I am continuing to see, hear and read more terror stories about the housing boom turning in to a bubble, followed by a humongous bust.
Lots of these comments come from overseas writers and gurus who maintain that our prices are too expensive and therefore must come down. Other comments are from our own Federal Reserve Bank, which is clearly trying to cool down the market, without resorting to increasing interest rates. They don’t want to do this because it would slow the rest of the economy as well and increase the value of our dollar – bad for our exporters.
So how much should you & I be worried about the property sky falling on our heads any time soon? As it turns out, I think, not much.
Interest rates are low, unemployment steady, economy steady, population growth – natural & immigration growth strong, and supply still not keeping up. This would all have to change dramatically for our market to “bust.”
Let’s have a look at this chart below. It gives us some important statistics and information relative to the last peak in each capital city market, how much those values contracted, and then comparing today’s values. Have a good look, take a moment and think it through. What do you see?
Do you see a boom anywhere? I don’t. There is an argument that Sydney is way too hot right now, but these stats don’t agree. Yes, the Sydney market has run hard and probably will for a little while longer – these figures show that Sydney has pushed 8% past its previous high – inflation adjusted. Every other capital city has not reached its previous peak value. You could argue that the previous peaks were too high, and maybe they were. Most of the values fell post-GFC and are only recovering now.
Though Sydney has had two years running of double digit growth – that is what all the hot air is about. Look at which city had fallen the most from its peak – yes, Sydney. There is an argument that the strong recent growth has an element of catch-up in it, which in the past tends to overshoot, before settling again. Our national property commentators think Sydney is Australia. The figures above show it is not.
So where could you look for great capital growth investment returns over the next decade? There are so many factors to consider and it would be unwise to try to pick a winner just based on the above chart. It appears to me though that Hobart, Adelaide and Canberra have not performed well recently and I can see no real reason in the short term that they will. Though later in the decade, these values will start looking cheap against Sydney, Melbourne, Brisbane & Perth.
For mine, people getting in to Sydney now and to a lesser extent Melbourne, will have missed most of the wave. That leaves Perth & Brisbane – capitals of the mining states as the places to be over the next 5-10 years. Don’t be fooled about the “mining boom” being finished. What has finished – for this cycle – is the majority of the construction boom of new mines and infrastructure. Though Rio & BHP will still be investing billions to get their iron ore supply lines tighter and costs down, while increasing output.

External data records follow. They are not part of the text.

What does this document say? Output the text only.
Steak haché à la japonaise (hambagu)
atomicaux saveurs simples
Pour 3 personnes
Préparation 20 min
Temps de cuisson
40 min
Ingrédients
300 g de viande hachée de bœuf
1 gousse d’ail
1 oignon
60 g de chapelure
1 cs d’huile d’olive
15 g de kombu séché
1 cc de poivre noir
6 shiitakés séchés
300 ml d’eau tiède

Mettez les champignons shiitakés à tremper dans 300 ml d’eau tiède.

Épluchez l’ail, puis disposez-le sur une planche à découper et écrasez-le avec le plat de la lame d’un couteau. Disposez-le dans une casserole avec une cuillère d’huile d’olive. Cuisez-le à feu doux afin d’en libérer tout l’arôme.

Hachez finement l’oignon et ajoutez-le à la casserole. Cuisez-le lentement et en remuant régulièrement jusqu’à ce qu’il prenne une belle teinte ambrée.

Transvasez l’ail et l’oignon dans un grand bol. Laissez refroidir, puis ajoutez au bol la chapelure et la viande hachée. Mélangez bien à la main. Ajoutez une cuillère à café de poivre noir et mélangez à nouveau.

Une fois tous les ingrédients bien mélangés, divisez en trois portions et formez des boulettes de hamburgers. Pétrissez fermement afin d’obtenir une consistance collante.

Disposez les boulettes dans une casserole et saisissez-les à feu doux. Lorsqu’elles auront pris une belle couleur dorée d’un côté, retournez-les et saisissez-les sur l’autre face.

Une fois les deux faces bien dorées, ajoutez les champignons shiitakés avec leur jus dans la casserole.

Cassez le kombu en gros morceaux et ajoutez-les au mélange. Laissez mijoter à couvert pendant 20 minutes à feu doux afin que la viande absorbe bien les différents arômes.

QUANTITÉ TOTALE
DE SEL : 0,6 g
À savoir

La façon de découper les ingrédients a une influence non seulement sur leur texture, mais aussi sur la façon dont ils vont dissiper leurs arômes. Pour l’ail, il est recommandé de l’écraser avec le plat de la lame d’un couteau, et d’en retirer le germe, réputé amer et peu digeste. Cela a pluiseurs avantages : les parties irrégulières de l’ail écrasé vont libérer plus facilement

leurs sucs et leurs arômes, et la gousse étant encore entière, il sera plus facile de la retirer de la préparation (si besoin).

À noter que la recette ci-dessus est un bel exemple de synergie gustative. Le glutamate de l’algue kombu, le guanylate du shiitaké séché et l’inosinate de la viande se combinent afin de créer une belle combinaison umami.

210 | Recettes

And Fortescue and Hancock are building new mines valued at over $20 Billion. New coal mines are opening in Queensland to feed new Indian markets – and this is the economy to take up any Chinese slowdown in economic growth. Which incidentally, is still over 7%, better than twice the healthiest Western economy in the world.
What is set to continue is the production boom – the big miners are making more money than ever before. Consider following where they are investing.